Across the TBR News Media coverage area, on the minds of many board of education candidates running for trustee this election cycle has been the need for greater access to mental health services for students.
In general, the topic of mental health continues to come up more and more as the number of people suffering from this affliction increases. Americans are feeling the impact of COVID-19 shutdowns and of the isolation and loss of control that have followed. The news of more shootings nationwide has brought the issue and its repercussions to the forefront.
The mission of providing mental health assistance or increasing that aid to children and adolescents makes sense and the reasons to do so are countless. According to the Centers for Disease Control and Prevention, one in six U.S. children aged 2–8 years has been diagnosed with a mental, behavioral or developmental disorder. During the period of 2018-19, among adolescents aged 12-17 responding to a study, approximately 15% had a major depressive episode and nearly 37% had persistent feelings of sadness and hopelessness.
Adolescents today are also having more violent thoughts than they had in the past. It’s now increasingly vital to sit down with young people and get to the root causes of violent ideation. What is triggering such thoughts and how can we address them adequately?
Before the pandemic, mental health problems were already rising, exacerbated by people, especially young ones, sitting in front of computer screens and smartphones, comparing their lives to others. For many, COVID-19 shutdowns only compounded their miseries with more quiet time to sit with their feelings yet without opportunities to express their thoughts in a safe place.
While many therapists offer virtual appointments through Zoom and other platforms, sometimes a patient, especially an adolescent, can feel even more isolated in such a forum as it can be difficult for some to connect with another through a screen.
This general disconnect from society can be detrimental to anyone, especially a child who is just starting to figure out what life is all about and the part he or she plays in it.

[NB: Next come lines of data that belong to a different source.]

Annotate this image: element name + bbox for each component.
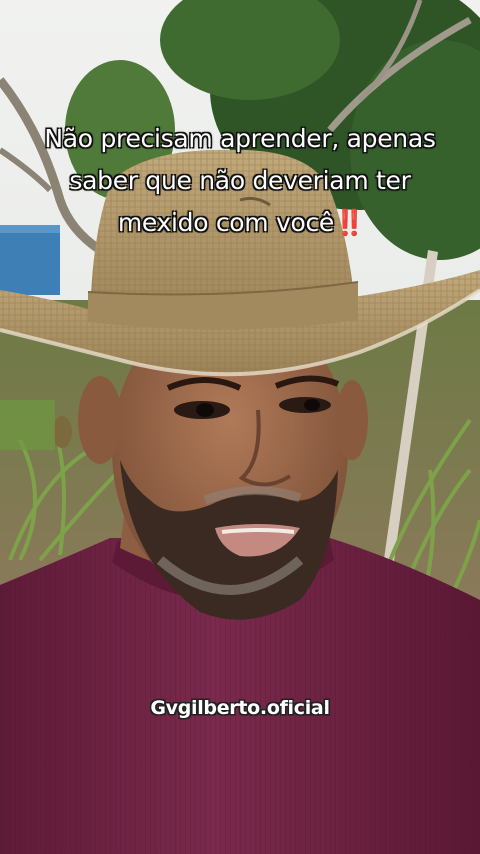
double-exclamation-icon: ‼️ [334, 208, 365, 237]
caption-line-3: mexido com você‼️ [0, 202, 480, 244]
video-frame: Não precisam aprender, apenas saber que … [0, 0, 480, 854]
caption-line-1: Não precisam aprender, apenas [44, 124, 436, 153]
watermark-username: Gvgilberto.oficial [150, 697, 330, 719]
grass-patch [0, 400, 55, 450]
caption-line-2: saber que não deveriam ter [69, 166, 411, 195]
caption-line-3-text: mexido com você [117, 208, 335, 237]
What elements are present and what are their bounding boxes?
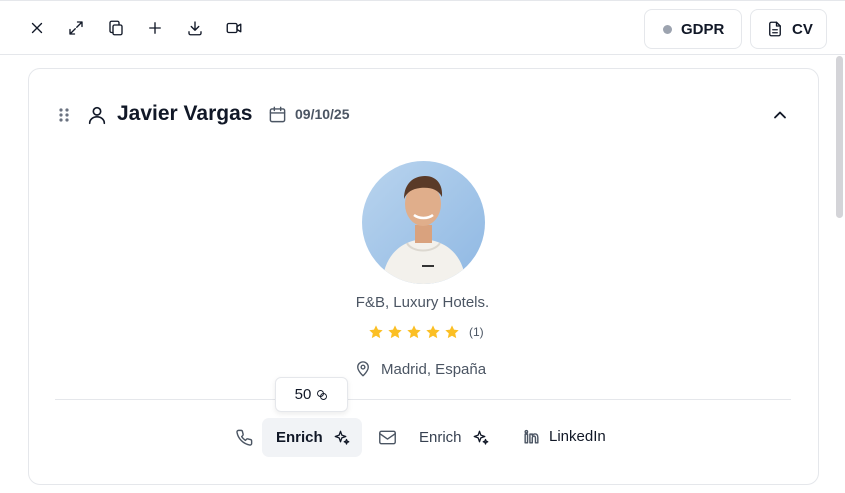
toolbar: GDPR CV xyxy=(0,0,845,55)
status-dot xyxy=(663,24,672,34)
copy-icon[interactable] xyxy=(106,18,126,38)
gdpr-label: GDPR xyxy=(681,20,725,38)
rating-count: (1) xyxy=(469,325,484,339)
enrich-phone-button[interactable]: Enrich xyxy=(262,418,362,457)
gdpr-button[interactable]: GDPR xyxy=(644,9,742,49)
linkedin-link[interactable]: LinkedIn xyxy=(522,427,606,446)
contact-tagline: F&B, Luxury Hotels. xyxy=(355,294,490,311)
star-icon xyxy=(368,324,384,340)
drag-handle-icon[interactable] xyxy=(58,107,70,123)
calendar-icon xyxy=(268,105,287,124)
contact-name: Javier Vargas xyxy=(117,102,253,125)
divider xyxy=(55,399,791,400)
location: Madrid, España xyxy=(354,360,486,378)
phone-icon xyxy=(235,428,254,447)
coins-icon xyxy=(317,389,328,400)
star-icon xyxy=(387,324,403,340)
contact-date: 09/10/25 xyxy=(295,106,350,122)
enrich-phone-label: Enrich xyxy=(276,429,323,446)
avatar xyxy=(362,161,485,284)
cv-label: CV xyxy=(792,20,813,38)
sparkles-icon xyxy=(334,430,350,445)
star-icon xyxy=(406,324,422,340)
star-rating: (1) xyxy=(368,324,484,340)
enrich-email-label: Enrich xyxy=(419,429,462,446)
enrich-email-button[interactable]: Enrich xyxy=(406,418,506,457)
linkedin-label: LinkedIn xyxy=(549,428,606,445)
document-icon xyxy=(769,21,781,37)
location-text: Madrid, España xyxy=(381,360,487,378)
video-icon[interactable] xyxy=(224,18,244,38)
linkedin-icon xyxy=(524,429,539,444)
star-icon xyxy=(425,324,441,340)
star-icon xyxy=(444,324,460,340)
map-pin-icon xyxy=(357,361,369,377)
credit-cost-tooltip: 50 xyxy=(275,377,348,412)
user-icon xyxy=(86,104,108,126)
cv-button[interactable]: CV xyxy=(750,9,827,49)
download-icon[interactable] xyxy=(185,18,205,38)
chevron-up-icon[interactable] xyxy=(770,105,790,125)
mail-icon xyxy=(378,429,397,446)
credit-cost-value: 50 xyxy=(294,386,312,403)
scrollbar-thumb[interactable] xyxy=(836,56,843,218)
sparkles-icon xyxy=(473,430,488,445)
plus-icon[interactable] xyxy=(145,18,165,38)
close-icon[interactable] xyxy=(27,18,47,38)
expand-icon[interactable] xyxy=(66,18,86,38)
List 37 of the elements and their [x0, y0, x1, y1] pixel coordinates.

Our nation is in the midst of Mental Health Awareness Month, which has been observed in the U.S. since 1949. Now more than ever, it’s important to educate ourselves on the signs of mental health problems and how we can all help. Sometimes it’s as simple as letting those whom we love and who look to us for guidance know they are not alone. People who are struggling need to know they have someone to talk to so that they don’t feel alone and desperate.
At other times, we need to identify the proper balance between keeping one’s secrets and asking for help, even if it means reaching out to a parent, teacher or professional.
Discussions on how to provide our children the best mental health services need to continue past budget votes and BOE elections. Reach out to your board of ed, attend school board meetings and ensure that providing students the help they need is not a talking point but a priority.